邓凡脚下迈着桩步,口鼻呼吸之间,气息悠长,带着丝丝奇异的颤鸣。
腾步挪移,动作虽然不快,但却带着一种如同山岳般的厚重,明明瘦弱不堪的身材,却偏偏给人一种强猛的气势。
一套五行桩打完,邓凡周身浮现的青黑筋膜逐渐隐现于匹夫之下,头顶冒着若有若无的热气。
“呼...”
呼出一口略带斑驳的杂气,邓凡脸上一片晕红,身体内部好似有一种若有若无的暖流升起。
察觉到体内开始萌动的气血,饶是以邓凡的心境,也忍不住欢呼雀跃,脸上的喜色更是怎么也掩盖不住。
若不是考虑到这里乃是客栈,他都忍不住想要放声大笑了。
他知道,这气血萌动,却是开筋膜的征兆,只要能够炼开筋膜,那他也算是正式踏入了修行的第一步,这让他如何不心神振奋。

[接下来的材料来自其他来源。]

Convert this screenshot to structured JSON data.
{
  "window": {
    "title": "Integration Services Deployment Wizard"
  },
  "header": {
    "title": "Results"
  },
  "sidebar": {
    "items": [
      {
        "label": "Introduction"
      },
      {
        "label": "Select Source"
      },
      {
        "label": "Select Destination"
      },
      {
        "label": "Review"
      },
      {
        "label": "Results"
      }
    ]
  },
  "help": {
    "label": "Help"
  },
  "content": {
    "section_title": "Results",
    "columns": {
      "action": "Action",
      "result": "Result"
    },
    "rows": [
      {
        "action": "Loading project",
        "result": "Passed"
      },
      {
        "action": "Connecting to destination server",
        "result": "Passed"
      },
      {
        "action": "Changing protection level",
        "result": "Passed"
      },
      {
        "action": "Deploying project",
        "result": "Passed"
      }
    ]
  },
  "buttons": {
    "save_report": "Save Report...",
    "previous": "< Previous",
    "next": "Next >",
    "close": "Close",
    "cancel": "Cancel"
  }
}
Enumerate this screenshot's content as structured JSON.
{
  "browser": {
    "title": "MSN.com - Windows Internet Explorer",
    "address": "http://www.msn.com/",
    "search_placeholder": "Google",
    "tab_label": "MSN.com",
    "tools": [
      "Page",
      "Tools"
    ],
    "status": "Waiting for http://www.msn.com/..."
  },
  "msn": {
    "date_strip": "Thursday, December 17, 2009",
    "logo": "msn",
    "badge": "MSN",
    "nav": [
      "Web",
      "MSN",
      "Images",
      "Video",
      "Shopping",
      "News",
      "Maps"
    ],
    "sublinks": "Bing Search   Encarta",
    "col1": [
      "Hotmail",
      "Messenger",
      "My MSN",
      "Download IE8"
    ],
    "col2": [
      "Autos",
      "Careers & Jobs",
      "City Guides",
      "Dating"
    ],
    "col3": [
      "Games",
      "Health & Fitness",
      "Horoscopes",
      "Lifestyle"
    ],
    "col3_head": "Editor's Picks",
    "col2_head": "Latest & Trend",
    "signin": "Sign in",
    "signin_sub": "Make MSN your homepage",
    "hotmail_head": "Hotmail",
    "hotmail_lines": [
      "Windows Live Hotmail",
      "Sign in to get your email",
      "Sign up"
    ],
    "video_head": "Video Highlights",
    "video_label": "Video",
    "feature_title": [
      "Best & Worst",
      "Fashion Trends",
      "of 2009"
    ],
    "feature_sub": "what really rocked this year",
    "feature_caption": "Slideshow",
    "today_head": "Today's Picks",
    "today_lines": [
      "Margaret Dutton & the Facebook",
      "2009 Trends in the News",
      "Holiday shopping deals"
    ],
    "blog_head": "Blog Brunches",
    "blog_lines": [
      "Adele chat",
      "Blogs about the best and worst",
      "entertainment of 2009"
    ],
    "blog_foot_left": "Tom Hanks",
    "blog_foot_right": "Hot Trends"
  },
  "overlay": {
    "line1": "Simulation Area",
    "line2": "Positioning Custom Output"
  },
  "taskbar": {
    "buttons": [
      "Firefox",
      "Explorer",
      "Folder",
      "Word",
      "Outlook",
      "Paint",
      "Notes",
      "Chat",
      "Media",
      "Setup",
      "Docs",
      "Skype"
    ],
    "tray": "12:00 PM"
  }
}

虽然只是一小步,但他的身体,他自己知道,本源较之常人本就差得远,能够踏出这至为重要的第一步,对他来说,却是尤为重要。
距离他修行这五行桩已经好几个月了,这几个月来,他却是每日请修苦练,不敢有丝毫怠慢,为的就是有朝一日,能够修复身体的本源。
他心里很清楚,只有迈入修行的第二大关卡,内练脏腑,完成伐毛洗髓这一步,他身体自带的先天肺痨,这才有可能彻底痊愈。
这也是邓凡前期为之努力的目标,至于长生不死,延年益寿,他暂时却还不敢想。
踏入修行之途的他,比谁都明白,想要长生是何等的艰难,前世神话传说中的仙人,也并不在少数,甚至很多在历史上确有其人,但又有何人能够长生。

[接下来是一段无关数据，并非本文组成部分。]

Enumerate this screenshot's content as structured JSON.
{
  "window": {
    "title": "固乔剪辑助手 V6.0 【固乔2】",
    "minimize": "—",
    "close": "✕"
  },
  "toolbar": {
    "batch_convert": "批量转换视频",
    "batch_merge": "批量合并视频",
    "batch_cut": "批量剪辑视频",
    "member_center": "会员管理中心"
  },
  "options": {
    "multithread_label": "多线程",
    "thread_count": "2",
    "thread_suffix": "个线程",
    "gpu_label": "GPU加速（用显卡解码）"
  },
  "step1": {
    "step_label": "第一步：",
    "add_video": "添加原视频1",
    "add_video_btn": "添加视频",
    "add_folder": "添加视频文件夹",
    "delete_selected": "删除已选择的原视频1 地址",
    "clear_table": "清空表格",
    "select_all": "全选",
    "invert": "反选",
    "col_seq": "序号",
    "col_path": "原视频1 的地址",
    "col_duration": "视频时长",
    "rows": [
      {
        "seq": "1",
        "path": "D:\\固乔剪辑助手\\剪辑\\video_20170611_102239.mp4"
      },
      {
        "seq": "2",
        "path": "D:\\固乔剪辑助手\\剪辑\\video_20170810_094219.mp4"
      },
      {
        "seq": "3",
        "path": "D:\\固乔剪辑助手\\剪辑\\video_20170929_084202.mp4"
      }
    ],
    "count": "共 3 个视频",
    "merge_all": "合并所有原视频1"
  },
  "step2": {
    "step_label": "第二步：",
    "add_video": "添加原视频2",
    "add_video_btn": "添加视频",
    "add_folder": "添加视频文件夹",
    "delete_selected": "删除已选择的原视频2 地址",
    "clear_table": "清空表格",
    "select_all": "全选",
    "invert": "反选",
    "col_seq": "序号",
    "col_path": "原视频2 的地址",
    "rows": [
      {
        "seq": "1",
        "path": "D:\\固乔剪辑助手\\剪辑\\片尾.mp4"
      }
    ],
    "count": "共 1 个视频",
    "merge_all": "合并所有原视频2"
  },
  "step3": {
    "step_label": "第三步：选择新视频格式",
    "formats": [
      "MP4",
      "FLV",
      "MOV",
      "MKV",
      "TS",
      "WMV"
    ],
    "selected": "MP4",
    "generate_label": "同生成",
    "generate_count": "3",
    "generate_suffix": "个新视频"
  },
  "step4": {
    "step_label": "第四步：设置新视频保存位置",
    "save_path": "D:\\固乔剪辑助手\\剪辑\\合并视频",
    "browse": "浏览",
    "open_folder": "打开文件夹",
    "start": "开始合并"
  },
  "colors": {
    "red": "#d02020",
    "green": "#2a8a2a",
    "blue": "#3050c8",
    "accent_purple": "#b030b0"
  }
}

那黑石峰下镇压黑康的儒道圣者,其修为和道家的散仙、佛门的菩萨又有何异,上登九天凌霄殿、下闯幽冥无限渊,散则成气、聚则成体,言出法随,可那又怎么样。
按照其对修行的描述,就算是证得肉身不朽,其寿元也绝不会超过两百岁,每二百年,气血衰竭,若无法勃发气血,活出第二世,则一切成灰。

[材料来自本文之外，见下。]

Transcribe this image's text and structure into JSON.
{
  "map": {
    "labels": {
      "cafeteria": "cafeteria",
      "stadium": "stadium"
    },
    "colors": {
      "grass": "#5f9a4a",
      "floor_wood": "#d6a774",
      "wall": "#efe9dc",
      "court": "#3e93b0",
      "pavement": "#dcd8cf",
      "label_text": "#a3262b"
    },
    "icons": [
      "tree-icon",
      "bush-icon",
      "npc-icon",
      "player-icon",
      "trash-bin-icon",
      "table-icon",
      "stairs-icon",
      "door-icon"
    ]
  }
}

走气元道者,就算是证道地仙,那也逃脱不了三百年的一次的天人五衰。
走神元道者,就算是成就散仙、菩萨,每五百年,也必须面对三灾之劫,度过,这再添五百寿元,渡不过,则就此飞灰湮灭。
修行之道,本就是劫难重重,就算是这些证道者,尚且如此,更何况是他,不过常人一生,不过短短百年春秋,这些证道之辈,虽没有传说中那般,与天地同寿之能,但三五百载的寿元,道句长生,而并非不可。
至于想要与天地同寿,那简直是开玩笑,日月星辰尚且有陨落之时,和这些历经岁月的浩瀚星辰相比,人类何其渺小,又有什么能力和天地比肩。
在邓凡看来,所谓的长生不死,不过是古人虚妄之言。
也并不是没有不甘之人,想要三道齐修,企图打破生死界限,但最终无一不是落得个平庸的下场。
毕竟人力有穷尽之时,专精一道,想要证道,都是难之又难,犹如蝼蚁登天、井中捞月,更不用说三道其修了。
这点,邓凡却是深有体会,也深以为然。
他所修行的精元道,乃是三道之中,对于资源要求,最低了,就是如此,他也时常为此奔走。
这还是在不缺钱财、法决的前提下,毕竟很多东西,并不是你有钱,就能够买到的。
修行五毒桩至今已有大半年,在此基础之上,又修行五行桩,每日勤修不辍,至此四月有余,直到现在,也不过堪堪迈入修行之途,气血萌发,距离修行的第一道关卡,开筋膜,还不知又要多少时间。
由此可见,这世间能有修行条件者,绝对是百中取一,能够修行有成者,更是万中取一,至于证道者,邓凡也不知道,毕竟他如今也不过是个刚刚踏入修行的大门。
......
结束了一天的修行,和祝家兄妹一起用过朝食,已是上午巳时。
“道长,我们该去哪里找那畜生的踪迹。”
“这里人气旺盛,那畜生的气息四面八方都有,贫道一时之间,也难以分辨那畜生具体在哪个方位。”
望着街道上那热闹的景象,和熙熙攘攘的行人,邓凡此时眼中也满是疑惑。
其实他早上,就已经用裁纸寻踪术试过,但这怒河镇四面八方,好似都笼罩着那畜生的气息,这种情况,他也是第一次遇到。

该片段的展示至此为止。